Demir atından indi ve konağa girdi. Salonda oturan annesini gördü. Merhaba anne deyip geçecekken Hünkar hanım yanıma gel oğlum dedi
D:ne oldu anne
Hünkar sevinçle düğünümüz var oğlum
Demir kaşlarını çatarak ne düğününden bahsediyorsun kimin düğünü
Hünkar da ayağa kalktı senin düğünün. Züleyhanın da sen de gönlü varmış oğlum.
Demir şaşkınlıkla neden bahsediyorsun anne sen
Hünkar bugün kızın ağzını aradım. Züleyha sana aşık oğlum. Tabi senin de onu sevdiğini söylemedim. Sen kendin konuşursun diye.
Demir tamam tamam anne deyip koşarak bahçeye çıktı. Ardından da Züleyhanın kaldığı odaya gitti. Züleyha yoktu. Evden çıkıp etrafına bakındığında Züleyhayı bir ağacın altında otururken gördü. Demir hemen yanına gitti. Züleyha ayağa kalktı.
Z:bir şey mi vardı demir bey dedi
Demir gülerek yarım saat içinde sana gönderdiğim elbiseyi giy hazırlan. Dışarı çıkıyoruz dedi.

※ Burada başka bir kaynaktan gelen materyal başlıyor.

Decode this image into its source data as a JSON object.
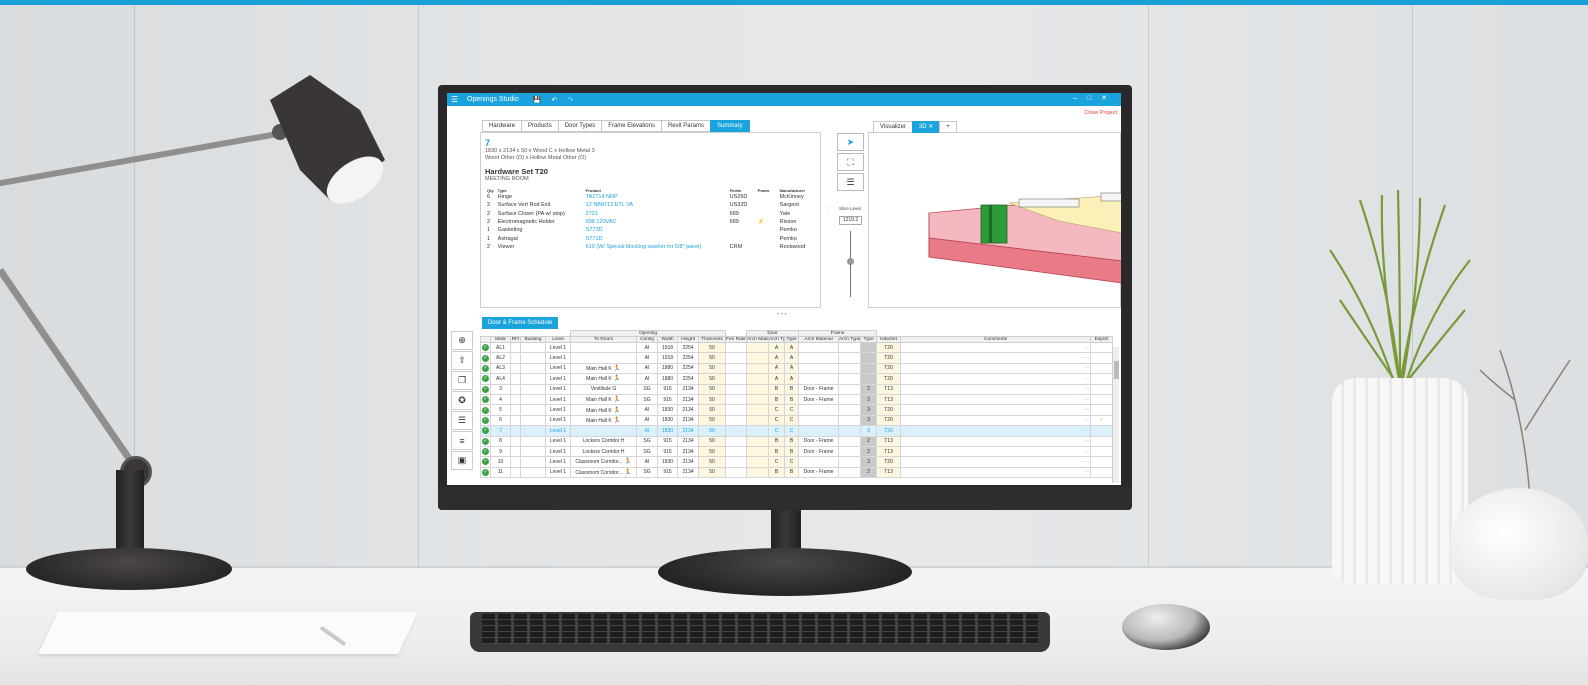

Züleyha böyle bir şey beklemiyordu. Demir cevap vermesine bile müsaade etmeden çekip gitmişti. İlk gördüğünde Züleyhaya yakışıklı gelen adam şuan çok itici geliyordu. Zorla evlendirilmek neydi? Bir kızın hayallerini yıkmak bu kadar kolay mıydı? Züleyha hep sevdiği ile mektuplaştığını her derdini paylaştığı, merhametli bir eş isterdi. Şimdi ise Demir Yaman soru sormadan cevap bile vermesine müsaade etmeden geliyorsun benimle demiş gitmişti. Hem de bu adamla Züleyha "zorla" evlenecekti. Hünkar hanımın dediğine göre bu da yetmezmiş gibi seviyor gibi yapacaktı. Bu resmen zorbalıktı.Züleyha bu sırada eve giren elbiseyi gördü. O da sinirle arkasından gitti.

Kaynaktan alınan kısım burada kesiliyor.